Crate quantiles

Source
Expand description

This crate provides approximate quantiles over data streams in a moderate amount of memory.

Order statistics is a rough business. Exact solutions are expensive in terms of memory and computation. Recent literature has advanced approximations but each have fundamental tradeoffs. This crate is intended to be a collection of approximate algorithms that provide guarantees around space consumption.

Modules§

  • This is an implementation of the algorithm presented in Cormode, Korn, Muthukrishnan, Srivastava’s paper “Effective Computation of Biased Quantiles over Data Streams”. The ambition here is to approximate quantiles on a stream of data without having a boatload of information kept in memory.
  • Greenwald Khanna calculates epsilon-approximate quantiles.

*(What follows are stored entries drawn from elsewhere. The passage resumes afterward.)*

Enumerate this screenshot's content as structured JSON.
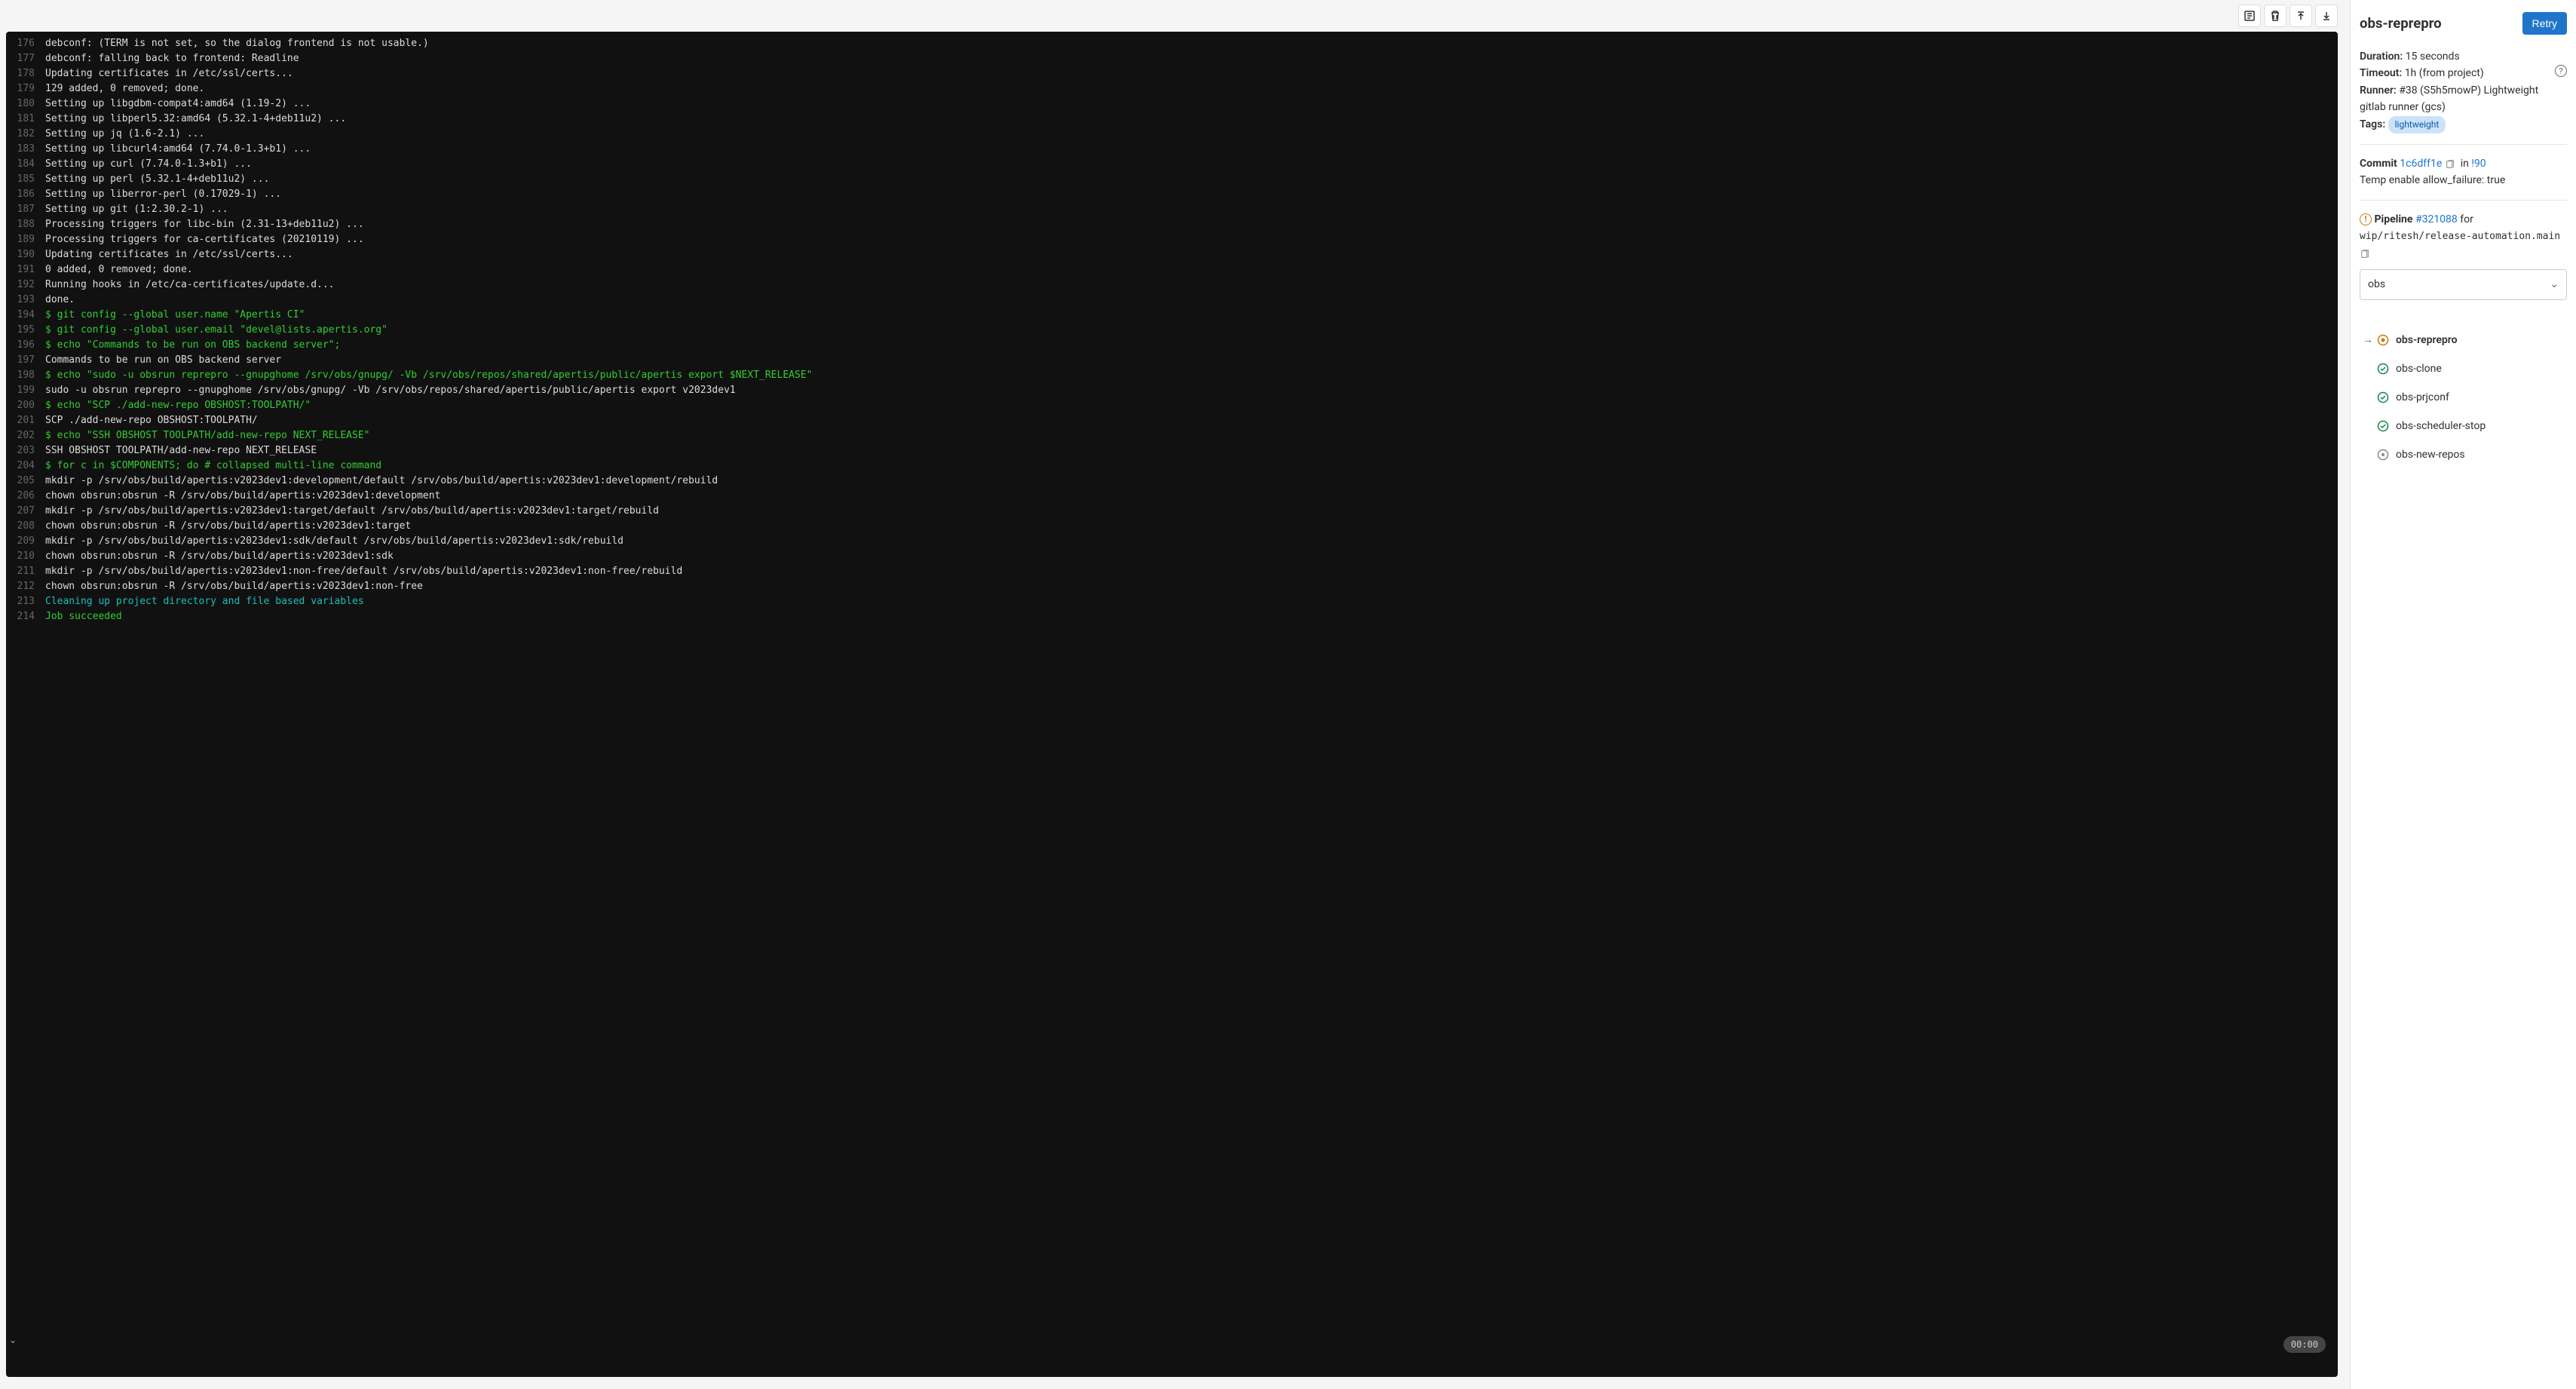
{
  "timer": "00:00",
  "log": [
    {
      "n": 176,
      "t": "debconf: (TERM is not set, so the dialog frontend is not usable.)",
      "c": ""
    },
    {
      "n": 177,
      "t": "debconf: falling back to frontend: Readline",
      "c": ""
    },
    {
      "n": 178,
      "t": "Updating certificates in /etc/ssl/certs...",
      "c": ""
    },
    {
      "n": 179,
      "t": "129 added, 0 removed; done.",
      "c": ""
    },
    {
      "n": 180,
      "t": "Setting up libgdbm-compat4:amd64 (1.19-2) ...",
      "c": ""
    },
    {
      "n": 181,
      "t": "Setting up libperl5.32:amd64 (5.32.1-4+deb11u2) ...",
      "c": ""
    },
    {
      "n": 182,
      "t": "Setting up jq (1.6-2.1) ...",
      "c": ""
    },
    {
      "n": 183,
      "t": "Setting up libcurl4:amd64 (7.74.0-1.3+b1) ...",
      "c": ""
    },
    {
      "n": 184,
      "t": "Setting up curl (7.74.0-1.3+b1) ...",
      "c": ""
    },
    {
      "n": 185,
      "t": "Setting up perl (5.32.1-4+deb11u2) ...",
      "c": ""
    },
    {
      "n": 186,
      "t": "Setting up liberror-perl (0.17029-1) ...",
      "c": ""
    },
    {
      "n": 187,
      "t": "Setting up git (1:2.30.2-1) ...",
      "c": ""
    },
    {
      "n": 188,
      "t": "Processing triggers for libc-bin (2.31-13+deb11u2) ...",
      "c": ""
    },
    {
      "n": 189,
      "t": "Processing triggers for ca-certificates (20210119) ...",
      "c": ""
    },
    {
      "n": 190,
      "t": "Updating certificates in /etc/ssl/certs...",
      "c": ""
    },
    {
      "n": 191,
      "t": "0 added, 0 removed; done.",
      "c": ""
    },
    {
      "n": 192,
      "t": "Running hooks in /etc/ca-certificates/update.d...",
      "c": ""
    },
    {
      "n": 193,
      "t": "done.",
      "c": ""
    },
    {
      "n": 194,
      "t": "$ git config --global user.name \"Apertis CI\"",
      "c": "cmd"
    },
    {
      "n": 195,
      "t": "$ git config --global user.email \"devel@lists.apertis.org\"",
      "c": "cmd"
    },
    {
      "n": 196,
      "t": "$ echo \"Commands to be run on OBS backend server\";",
      "c": "cmd"
    },
    {
      "n": 197,
      "t": "Commands to be run on OBS backend server",
      "c": ""
    },
    {
      "n": 198,
      "t": "$ echo \"sudo -u obsrun reprepro --gnupghome /srv/obs/gnupg/ -Vb /srv/obs/repos/shared/apertis/public/apertis export $NEXT_RELEASE\"",
      "c": "cmd"
    },
    {
      "n": 199,
      "t": "sudo -u obsrun reprepro --gnupghome /srv/obs/gnupg/ -Vb /srv/obs/repos/shared/apertis/public/apertis export v2023dev1",
      "c": ""
    },
    {
      "n": 200,
      "t": "$ echo \"SCP ./add-new-repo OBSHOST:TOOLPATH/\"",
      "c": "cmd"
    },
    {
      "n": 201,
      "t": "SCP ./add-new-repo OBSHOST:TOOLPATH/",
      "c": ""
    },
    {
      "n": 202,
      "t": "$ echo \"SSH OBSHOST TOOLPATH/add-new-repo NEXT_RELEASE\"",
      "c": "cmd"
    },
    {
      "n": 203,
      "t": "SSH OBSHOST TOOLPATH/add-new-repo NEXT_RELEASE",
      "c": ""
    },
    {
      "n": 204,
      "t": "$ for c in $COMPONENTS; do # collapsed multi-line command",
      "c": "cmd"
    },
    {
      "n": 205,
      "t": "mkdir -p /srv/obs/build/apertis:v2023dev1:development/default /srv/obs/build/apertis:v2023dev1:development/rebuild",
      "c": ""
    },
    {
      "n": 206,
      "t": "chown obsrun:obsrun -R /srv/obs/build/apertis:v2023dev1:development",
      "c": ""
    },
    {
      "n": 207,
      "t": "mkdir -p /srv/obs/build/apertis:v2023dev1:target/default /srv/obs/build/apertis:v2023dev1:target/rebuild",
      "c": ""
    },
    {
      "n": 208,
      "t": "chown obsrun:obsrun -R /srv/obs/build/apertis:v2023dev1:target",
      "c": ""
    },
    {
      "n": 209,
      "t": "mkdir -p /srv/obs/build/apertis:v2023dev1:sdk/default /srv/obs/build/apertis:v2023dev1:sdk/rebuild",
      "c": ""
    },
    {
      "n": 210,
      "t": "chown obsrun:obsrun -R /srv/obs/build/apertis:v2023dev1:sdk",
      "c": ""
    },
    {
      "n": 211,
      "t": "mkdir -p /srv/obs/build/apertis:v2023dev1:non-free/default /srv/obs/build/apertis:v2023dev1:non-free/rebuild",
      "c": ""
    },
    {
      "n": 212,
      "t": "chown obsrun:obsrun -R /srv/obs/build/apertis:v2023dev1:non-free",
      "c": ""
    },
    {
      "n": 213,
      "t": "Cleaning up project directory and file based variables",
      "c": "cyan"
    },
    {
      "n": 214,
      "t": "Job succeeded",
      "c": "green2"
    }
  ],
  "sidebar": {
    "title": "obs-reprepro",
    "retry": "Retry",
    "duration_label": "Duration:",
    "duration_value": "15 seconds",
    "timeout_label": "Timeout:",
    "timeout_value": "1h (from project)",
    "runner_label": "Runner:",
    "runner_value": "#38 (S5h5mowP) Lightweight gitlab runner (gcs)",
    "tags_label": "Tags:",
    "tag": "lightweight",
    "commit_label": "Commit",
    "commit_sha": "1c6dff1e",
    "commit_in": "in",
    "commit_mr": "!90",
    "commit_msg": "Temp enable allow_failure: true",
    "pipeline_label": "Pipeline",
    "pipeline_id": "#321088",
    "pipeline_for": "for",
    "pipeline_branch": "wip/ritesh/release-automation.main",
    "stage": "obs",
    "jobs": [
      {
        "name": "obs-reprepro",
        "status": "pending",
        "active": true
      },
      {
        "name": "obs-clone",
        "status": "success",
        "active": false
      },
      {
        "name": "obs-prjconf",
        "status": "success",
        "active": false
      },
      {
        "name": "obs-scheduler-stop",
        "status": "success",
        "active": false
      },
      {
        "name": "obs-new-repos",
        "status": "created",
        "active": false
      }
    ]
  }
}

If the desired quantile is phi, the epsilon-approximate quantile is any element in the range of elements that rank between lbound((phi-epsilon) x N) and lbound((phi+epsilon) x N)
  • ‘histogram’ approximates a distribution calculation by counting the number of times samples fall into pre-configured bins. This implementation does not require bins to be equally sized. The user must specify upper bounds on bins via Bounds. The implementation includes a +Inf bound automatically.
  • Misra-Gries calculates an ε-approximate frequency count for a stream of N elements. The output is the k most frequent elements.